NLP Technical Architect
We are looking for NLP Technical Architect to design and develop efficient self-learning NLP products.
- 10+ years’ experience with proven 7+ years’ relevant experience as an NLP Developer and Architect.
- Work Experience in creating NLP pipelines for processing large amount of document corpus, web crawlers/ scrapers, NLP based chatbots (like Rasa)
- Experience with machine learning libraries (like spacy, scikit-learn), frameworks (like Keras or PyTorch), statistics and classification algorithms.
- Understanding of NLP techniques for text representation, semantic extraction techniques, data structures and modelling.
- Working experience in NLP application areas - Sematic Web and Ontologies, Document Classification, Question-Answer Matching, Text Summarization, Machine Translation, Sentiment Analysis.
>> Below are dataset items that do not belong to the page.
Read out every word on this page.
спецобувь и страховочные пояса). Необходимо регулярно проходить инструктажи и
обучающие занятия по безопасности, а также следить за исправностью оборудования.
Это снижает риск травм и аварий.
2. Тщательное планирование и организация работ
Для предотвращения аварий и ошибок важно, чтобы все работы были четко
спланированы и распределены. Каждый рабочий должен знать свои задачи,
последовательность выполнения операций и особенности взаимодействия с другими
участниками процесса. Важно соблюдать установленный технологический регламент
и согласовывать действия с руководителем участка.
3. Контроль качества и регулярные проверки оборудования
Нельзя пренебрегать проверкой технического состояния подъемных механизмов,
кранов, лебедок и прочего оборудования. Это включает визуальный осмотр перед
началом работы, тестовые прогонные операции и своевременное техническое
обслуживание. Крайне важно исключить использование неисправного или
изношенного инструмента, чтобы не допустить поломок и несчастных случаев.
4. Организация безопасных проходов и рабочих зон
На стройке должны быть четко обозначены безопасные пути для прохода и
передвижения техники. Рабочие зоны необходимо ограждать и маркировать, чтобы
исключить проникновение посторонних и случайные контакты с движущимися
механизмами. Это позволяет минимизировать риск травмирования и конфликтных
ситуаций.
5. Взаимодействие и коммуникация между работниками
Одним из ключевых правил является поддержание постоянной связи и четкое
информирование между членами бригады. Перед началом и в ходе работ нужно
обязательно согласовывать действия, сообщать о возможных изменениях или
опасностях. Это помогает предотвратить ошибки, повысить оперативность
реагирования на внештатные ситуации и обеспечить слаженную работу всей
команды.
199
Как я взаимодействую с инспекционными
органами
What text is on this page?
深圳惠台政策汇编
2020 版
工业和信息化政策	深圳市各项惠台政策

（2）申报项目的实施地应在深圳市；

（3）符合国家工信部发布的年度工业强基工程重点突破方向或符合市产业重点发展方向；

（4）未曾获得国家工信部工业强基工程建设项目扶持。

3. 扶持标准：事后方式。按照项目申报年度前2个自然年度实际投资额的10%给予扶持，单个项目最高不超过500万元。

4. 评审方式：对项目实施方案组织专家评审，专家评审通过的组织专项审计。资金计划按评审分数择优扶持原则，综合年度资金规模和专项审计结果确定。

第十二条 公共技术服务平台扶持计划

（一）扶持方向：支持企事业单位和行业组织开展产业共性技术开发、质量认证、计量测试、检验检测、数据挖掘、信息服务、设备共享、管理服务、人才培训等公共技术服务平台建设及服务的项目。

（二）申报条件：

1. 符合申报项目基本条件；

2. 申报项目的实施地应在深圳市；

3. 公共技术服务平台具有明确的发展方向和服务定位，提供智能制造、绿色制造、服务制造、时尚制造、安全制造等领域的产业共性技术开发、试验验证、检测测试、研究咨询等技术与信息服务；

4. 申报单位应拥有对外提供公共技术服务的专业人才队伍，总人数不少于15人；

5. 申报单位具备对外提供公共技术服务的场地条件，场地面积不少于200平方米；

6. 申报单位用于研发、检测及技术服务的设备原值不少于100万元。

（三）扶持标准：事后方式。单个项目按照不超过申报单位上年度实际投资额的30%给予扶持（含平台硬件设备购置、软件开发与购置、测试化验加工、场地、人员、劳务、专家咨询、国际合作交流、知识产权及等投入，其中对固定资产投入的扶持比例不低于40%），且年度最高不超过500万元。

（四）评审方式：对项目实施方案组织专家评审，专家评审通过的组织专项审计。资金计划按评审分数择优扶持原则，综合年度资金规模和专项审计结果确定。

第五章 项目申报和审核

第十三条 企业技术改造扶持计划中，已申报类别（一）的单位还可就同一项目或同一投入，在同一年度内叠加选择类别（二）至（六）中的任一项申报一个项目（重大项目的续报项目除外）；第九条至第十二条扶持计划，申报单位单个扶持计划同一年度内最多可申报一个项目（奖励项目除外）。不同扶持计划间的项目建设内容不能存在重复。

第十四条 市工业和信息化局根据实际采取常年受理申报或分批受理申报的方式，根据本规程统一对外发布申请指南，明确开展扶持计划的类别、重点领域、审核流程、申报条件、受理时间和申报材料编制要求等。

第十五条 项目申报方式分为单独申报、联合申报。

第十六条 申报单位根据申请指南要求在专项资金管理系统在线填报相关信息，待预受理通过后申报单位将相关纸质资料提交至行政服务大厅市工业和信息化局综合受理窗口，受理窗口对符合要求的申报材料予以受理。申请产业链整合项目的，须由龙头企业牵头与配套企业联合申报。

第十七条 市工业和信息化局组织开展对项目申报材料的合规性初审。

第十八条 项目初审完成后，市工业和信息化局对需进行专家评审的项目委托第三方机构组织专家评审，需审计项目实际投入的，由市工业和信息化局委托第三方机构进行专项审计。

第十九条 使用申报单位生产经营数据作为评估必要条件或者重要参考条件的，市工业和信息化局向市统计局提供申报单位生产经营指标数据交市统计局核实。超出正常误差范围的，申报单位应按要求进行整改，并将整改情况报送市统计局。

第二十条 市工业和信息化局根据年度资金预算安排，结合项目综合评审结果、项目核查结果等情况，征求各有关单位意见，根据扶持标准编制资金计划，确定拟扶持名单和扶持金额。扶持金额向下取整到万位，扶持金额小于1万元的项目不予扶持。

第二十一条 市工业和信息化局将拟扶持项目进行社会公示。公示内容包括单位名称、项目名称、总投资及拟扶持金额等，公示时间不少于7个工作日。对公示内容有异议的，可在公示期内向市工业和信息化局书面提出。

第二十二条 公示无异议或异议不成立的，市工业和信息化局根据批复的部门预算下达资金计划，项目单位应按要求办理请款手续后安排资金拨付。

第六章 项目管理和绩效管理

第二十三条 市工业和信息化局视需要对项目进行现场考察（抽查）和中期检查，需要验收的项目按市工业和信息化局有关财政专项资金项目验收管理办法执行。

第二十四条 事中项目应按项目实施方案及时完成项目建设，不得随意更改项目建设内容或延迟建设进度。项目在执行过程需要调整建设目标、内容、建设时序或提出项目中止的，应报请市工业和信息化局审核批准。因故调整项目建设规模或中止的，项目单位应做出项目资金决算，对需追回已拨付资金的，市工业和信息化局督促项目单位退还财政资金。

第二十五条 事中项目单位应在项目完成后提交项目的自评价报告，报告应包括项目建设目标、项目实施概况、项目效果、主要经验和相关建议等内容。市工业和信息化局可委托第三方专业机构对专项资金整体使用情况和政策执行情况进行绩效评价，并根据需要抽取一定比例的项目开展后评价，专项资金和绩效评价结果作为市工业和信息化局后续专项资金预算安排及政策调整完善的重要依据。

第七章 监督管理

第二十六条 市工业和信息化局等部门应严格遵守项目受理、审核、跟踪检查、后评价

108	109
Have worked with RNN, LSTM etc
- Working knowledge of relational and NO-SQL database systems.
- Knowledge of Python, Java and R. Any other experience with programming languages will be appreciated (but must NOT be the primary skill)
- Working knowledge of deploying and using Machine Learning environments on Cloud (Azure, AWS) and DevOps (CI/ CD) experience
- Ability to write robust and testable code
- Strong communication skills
- An analytical mind with problem-solving abilities
As well as possessing the required technical skills, you will be a confident individual capable of working in a busy development environment with a focus on delivering efficient self-learning NLP products.
- Effectively understand the problem and then design most efficient NLP software architecture
- Study and transform data science prototypes
- Select appropriate annotated datasets for Supervised Learning methods
- Use effective text representations to transform natural language into useful features
- Find and implement the right algorithms and tools for NLP tasks
- Develop NLP systems according to requirements
- Train the developed model and run evaluation experiments
- Perform statistical analysis of results and refine models
- Extend ML libraries and frameworks to apply in NLP tasks
- Remain updated in the rapidly changing field of machine learning
- Working closely with IT Operations to ensure high standards of delivery.